Über einen Zeitraum von rund eineinhalb Jahren (August 2019 bis Januar 2021) übte der Beschuldigte in einer von häuslicher Gewalt geprägten, wechselhaften On-off-Beziehung wiederholt Gewalt gegen seine Partnerin D. aus - unter anderem durch Werfen von Gegenständen (Eisenstange, Hammer, Schere) und mehrfache Schläge - und drohte ihr wiederholt unter Hochhalten von Gegenständen (Hammer, Salontisch) mit dem Tod ("je vais te tuer"); einmalig wurde auch ein Dritter (der Strafkläger C., der D. unterstützte) Opfer einer Körperverletzung und einer Todesdrohung.

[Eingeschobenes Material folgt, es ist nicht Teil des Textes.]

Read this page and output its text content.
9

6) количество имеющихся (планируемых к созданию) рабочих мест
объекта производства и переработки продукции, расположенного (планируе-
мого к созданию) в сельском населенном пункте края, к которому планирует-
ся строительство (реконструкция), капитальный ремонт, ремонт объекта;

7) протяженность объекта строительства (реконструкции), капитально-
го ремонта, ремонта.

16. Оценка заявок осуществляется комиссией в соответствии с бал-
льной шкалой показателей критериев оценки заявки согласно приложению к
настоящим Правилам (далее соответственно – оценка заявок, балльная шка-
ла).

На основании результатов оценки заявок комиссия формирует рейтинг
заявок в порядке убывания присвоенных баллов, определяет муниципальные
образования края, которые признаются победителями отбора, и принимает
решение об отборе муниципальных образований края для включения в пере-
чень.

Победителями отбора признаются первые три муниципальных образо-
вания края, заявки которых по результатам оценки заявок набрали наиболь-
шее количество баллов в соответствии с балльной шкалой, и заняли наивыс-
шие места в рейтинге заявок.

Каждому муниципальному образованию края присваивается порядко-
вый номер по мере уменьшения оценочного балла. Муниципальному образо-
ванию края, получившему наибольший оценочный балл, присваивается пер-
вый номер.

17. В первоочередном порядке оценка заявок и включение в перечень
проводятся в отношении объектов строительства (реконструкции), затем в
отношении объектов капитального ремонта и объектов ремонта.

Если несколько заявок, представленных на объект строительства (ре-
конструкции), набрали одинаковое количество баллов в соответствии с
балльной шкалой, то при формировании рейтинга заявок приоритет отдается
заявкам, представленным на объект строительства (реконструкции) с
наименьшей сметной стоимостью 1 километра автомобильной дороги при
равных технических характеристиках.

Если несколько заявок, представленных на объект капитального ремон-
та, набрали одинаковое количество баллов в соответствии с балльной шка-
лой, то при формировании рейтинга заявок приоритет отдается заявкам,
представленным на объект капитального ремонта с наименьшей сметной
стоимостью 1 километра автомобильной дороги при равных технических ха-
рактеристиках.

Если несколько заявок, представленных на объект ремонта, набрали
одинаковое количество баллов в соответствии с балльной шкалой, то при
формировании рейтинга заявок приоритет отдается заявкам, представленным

Höhepunkt der Gewalteskalation war der 15.08.2020: Aus nichtigem Anlass griff der Beschuldigte D. unvermittelt von hinten an und würgte sie, bis sie ohnmächtig wurde (geröteter Rachen, Schluckstörungen, Druckdolenz am Hals ärztlich dokumentiert). Das Regionalgericht Berner Jura-Seeland sprach den Beschuldigten am 15.06.2022 der Gefährdung des Lebens, der mehrfachen (teilweise mit gefährlichem Gegenstand begangenen) einfachen Körperverletzung, der mehrfachen Drohung sowie des Betäubungsmittelkonsums schuldig (vom Vorwurf der verspäteten Verlängerung der Niederlassungsbewilligung nach AIG wurde er freigesprochen) und verurteilte ihn zu 44 Monaten Freiheitsstrafe unbedingt sowie zu 6 Jahren Landesverweisung. Der Beschuldigte focht das Urteil in allen belastenden Punkten vollumfänglich an und beantragte Freispruch von praktisch allen Vorwürfen. Das Obergericht des Kantons Bern bestätigte am 23.06.2023 sämtliche Schuldsprüche vollumfänglich, einschliesslich der rechtsmedizinisch hergeleiteten Lebensgefahr beim Würgevorfall (Bewusstlosigkeit als Indiz für eine Hirndurchblutungsstörung). Bei der Strafzumessung errechnete die Kammer aufgrund mehrfacher, einschlägiger Vorstrafen wegen häuslicher Gewalt gegen seine frühere Ehefrau sowie wegen erneuter Delinquenz während des laufenden Verfahrens eine höhere Strafe als die Vorinstanz, durfte diese aber wegen des Verschlechterungsverbots (nur der Beschuldigte hatte Berufung erhoben) nicht über die vorinstanzlichen 44 Monate hinaus erhöhen. Die 6-jährige Landesverweisung (Katalogtat) wurde ebenfalls vollumfänglich bestätigt.